Some art is quite reversible as it’s being made. Some not so much. Not unlike what’s happening with our climate these days.
Take Tracy Huber and his glass whale tails. Pretty hard to reverse the glass blowing process if you don’t like how it’s turning out. We don’t know how many tails he may have deep-sixed before creating these lovely ones. Local folk can have a look or purchase them at Two Moons in La Conner, and Trev's Glass Supply in Marysville, WA.
Dale Chihuly, Seattle’s premiere maker of art glass, spoke of this aspect in a 2008 Public television special, saying that he doesn’t fret when he sees a way to make a piece better only after it’s done. That’s irreversible. He uses that knowledge and learning in improving the next piece.
Painting and Mixed Media
But now consider deKooning, and in fact most painters. De Kooning would work on one piece for months, scraping and painting over to achieve the effect he was after. All that work on the same piece was quite reversible.
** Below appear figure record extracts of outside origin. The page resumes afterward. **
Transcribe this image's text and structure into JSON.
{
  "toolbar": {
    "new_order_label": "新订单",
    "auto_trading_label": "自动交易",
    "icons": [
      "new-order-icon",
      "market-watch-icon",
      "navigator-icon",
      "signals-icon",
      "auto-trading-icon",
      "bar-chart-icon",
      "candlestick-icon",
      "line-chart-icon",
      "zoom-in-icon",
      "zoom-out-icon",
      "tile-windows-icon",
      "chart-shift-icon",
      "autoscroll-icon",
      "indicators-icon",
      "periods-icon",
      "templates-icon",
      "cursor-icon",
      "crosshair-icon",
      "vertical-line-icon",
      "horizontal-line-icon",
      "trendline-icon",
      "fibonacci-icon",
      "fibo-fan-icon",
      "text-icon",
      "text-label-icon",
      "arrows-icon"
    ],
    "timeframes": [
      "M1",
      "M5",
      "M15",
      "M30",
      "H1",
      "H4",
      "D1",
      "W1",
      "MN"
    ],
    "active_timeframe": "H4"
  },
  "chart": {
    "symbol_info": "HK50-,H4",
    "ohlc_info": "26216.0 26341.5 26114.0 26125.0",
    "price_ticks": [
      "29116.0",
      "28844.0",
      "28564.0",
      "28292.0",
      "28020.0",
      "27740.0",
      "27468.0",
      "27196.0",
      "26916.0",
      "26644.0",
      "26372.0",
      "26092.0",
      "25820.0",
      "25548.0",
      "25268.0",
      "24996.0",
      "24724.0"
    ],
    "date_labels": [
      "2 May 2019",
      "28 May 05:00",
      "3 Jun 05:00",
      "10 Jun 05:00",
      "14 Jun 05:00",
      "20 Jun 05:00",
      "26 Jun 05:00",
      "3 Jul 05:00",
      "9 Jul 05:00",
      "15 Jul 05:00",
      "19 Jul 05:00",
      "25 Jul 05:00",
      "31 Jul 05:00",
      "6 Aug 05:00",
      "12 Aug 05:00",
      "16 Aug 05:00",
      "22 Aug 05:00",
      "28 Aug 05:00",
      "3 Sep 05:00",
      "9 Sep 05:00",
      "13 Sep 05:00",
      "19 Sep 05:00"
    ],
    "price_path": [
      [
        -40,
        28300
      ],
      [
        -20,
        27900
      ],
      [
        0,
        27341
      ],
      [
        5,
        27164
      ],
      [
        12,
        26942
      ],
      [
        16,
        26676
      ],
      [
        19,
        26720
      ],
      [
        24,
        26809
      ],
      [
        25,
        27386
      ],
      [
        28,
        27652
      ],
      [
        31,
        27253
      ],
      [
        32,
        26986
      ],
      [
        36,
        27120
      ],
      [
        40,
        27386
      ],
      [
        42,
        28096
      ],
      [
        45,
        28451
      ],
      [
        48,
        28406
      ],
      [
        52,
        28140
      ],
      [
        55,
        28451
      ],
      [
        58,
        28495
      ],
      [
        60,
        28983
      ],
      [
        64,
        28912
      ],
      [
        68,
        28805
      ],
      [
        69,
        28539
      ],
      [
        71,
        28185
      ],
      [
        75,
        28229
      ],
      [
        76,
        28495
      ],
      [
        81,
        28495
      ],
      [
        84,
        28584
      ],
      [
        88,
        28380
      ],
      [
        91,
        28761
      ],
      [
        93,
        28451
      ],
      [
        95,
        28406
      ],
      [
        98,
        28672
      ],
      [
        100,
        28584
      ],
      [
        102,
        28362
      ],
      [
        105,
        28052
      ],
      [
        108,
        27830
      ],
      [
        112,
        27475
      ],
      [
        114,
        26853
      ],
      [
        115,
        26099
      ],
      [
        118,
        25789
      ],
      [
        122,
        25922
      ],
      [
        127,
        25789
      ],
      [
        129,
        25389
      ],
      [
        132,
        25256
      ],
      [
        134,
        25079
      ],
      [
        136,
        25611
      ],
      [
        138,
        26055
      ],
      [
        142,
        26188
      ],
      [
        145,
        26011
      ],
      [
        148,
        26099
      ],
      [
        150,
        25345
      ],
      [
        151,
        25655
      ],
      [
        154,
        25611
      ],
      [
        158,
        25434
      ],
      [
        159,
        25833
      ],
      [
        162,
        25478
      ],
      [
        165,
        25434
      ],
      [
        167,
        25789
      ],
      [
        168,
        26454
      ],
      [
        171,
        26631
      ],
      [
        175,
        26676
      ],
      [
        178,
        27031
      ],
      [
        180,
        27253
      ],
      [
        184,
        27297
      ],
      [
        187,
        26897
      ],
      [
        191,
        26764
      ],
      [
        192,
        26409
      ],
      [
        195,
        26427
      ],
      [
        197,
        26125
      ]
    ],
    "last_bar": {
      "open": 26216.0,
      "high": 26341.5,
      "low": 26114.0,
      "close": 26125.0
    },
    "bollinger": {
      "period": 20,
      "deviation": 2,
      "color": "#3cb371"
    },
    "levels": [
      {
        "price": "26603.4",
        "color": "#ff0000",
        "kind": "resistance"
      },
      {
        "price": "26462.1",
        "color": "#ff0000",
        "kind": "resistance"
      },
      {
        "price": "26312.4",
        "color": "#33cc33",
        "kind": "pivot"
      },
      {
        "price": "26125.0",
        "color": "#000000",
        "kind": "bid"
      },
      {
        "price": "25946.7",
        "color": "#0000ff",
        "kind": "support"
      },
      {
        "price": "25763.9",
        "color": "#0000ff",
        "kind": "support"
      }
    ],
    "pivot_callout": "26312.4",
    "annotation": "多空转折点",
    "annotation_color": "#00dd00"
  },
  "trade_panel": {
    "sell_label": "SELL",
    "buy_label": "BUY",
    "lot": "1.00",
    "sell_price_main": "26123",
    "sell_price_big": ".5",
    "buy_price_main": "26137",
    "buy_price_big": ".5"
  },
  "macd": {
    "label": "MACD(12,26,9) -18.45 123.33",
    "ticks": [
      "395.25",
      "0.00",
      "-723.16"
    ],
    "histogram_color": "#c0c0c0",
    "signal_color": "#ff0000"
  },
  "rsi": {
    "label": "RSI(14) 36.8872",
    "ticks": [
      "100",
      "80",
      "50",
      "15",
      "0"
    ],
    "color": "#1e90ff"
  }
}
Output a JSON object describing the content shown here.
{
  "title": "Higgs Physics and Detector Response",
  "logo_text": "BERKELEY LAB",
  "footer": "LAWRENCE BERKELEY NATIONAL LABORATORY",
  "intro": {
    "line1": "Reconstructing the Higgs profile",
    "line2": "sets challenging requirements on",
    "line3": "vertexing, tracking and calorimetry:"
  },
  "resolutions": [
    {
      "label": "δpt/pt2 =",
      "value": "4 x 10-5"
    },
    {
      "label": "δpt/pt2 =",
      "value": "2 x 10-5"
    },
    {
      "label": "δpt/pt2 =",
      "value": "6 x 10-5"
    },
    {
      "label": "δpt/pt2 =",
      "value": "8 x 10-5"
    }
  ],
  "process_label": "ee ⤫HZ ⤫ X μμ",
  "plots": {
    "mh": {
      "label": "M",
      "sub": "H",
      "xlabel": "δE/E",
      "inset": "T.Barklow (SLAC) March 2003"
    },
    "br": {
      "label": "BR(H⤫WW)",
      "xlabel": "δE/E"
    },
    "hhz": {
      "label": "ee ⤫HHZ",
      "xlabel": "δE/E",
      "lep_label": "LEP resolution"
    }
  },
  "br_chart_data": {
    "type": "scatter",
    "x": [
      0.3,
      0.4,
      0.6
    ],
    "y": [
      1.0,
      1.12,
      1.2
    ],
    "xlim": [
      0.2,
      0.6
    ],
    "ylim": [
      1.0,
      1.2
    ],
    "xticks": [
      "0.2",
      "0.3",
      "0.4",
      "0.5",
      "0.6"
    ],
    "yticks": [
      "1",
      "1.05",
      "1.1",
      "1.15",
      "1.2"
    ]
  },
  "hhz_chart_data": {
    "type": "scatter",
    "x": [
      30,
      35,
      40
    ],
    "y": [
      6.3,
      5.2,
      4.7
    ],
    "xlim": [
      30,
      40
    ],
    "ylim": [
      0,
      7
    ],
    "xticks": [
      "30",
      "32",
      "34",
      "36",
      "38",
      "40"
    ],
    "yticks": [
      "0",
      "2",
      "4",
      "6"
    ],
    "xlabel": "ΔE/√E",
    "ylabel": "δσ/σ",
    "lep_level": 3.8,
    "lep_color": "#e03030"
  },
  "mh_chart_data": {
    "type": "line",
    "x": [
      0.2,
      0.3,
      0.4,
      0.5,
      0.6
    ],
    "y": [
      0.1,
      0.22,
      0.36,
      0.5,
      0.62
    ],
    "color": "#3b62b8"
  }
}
I, myself, work in fabric and wax, both maximally forgiving. Ceramics folk have that very reversible clay, up until they fire it.
Every artist thinks about their own process and which steps are reversible and which are not. It mostly boils down to how much time and effort (and money) it takes to undo something. If it’s even possible to undo without destroying the material completely.
In the world of climate change, we’re negotiating the same issues. Whose time and effort (and money) is necessary to reverse which aspects of climate change? Which aspects are like the ozone layer that turned out to be reversible? Which aspects are more like hand-blown glass - irreversible and only fixed by starting over?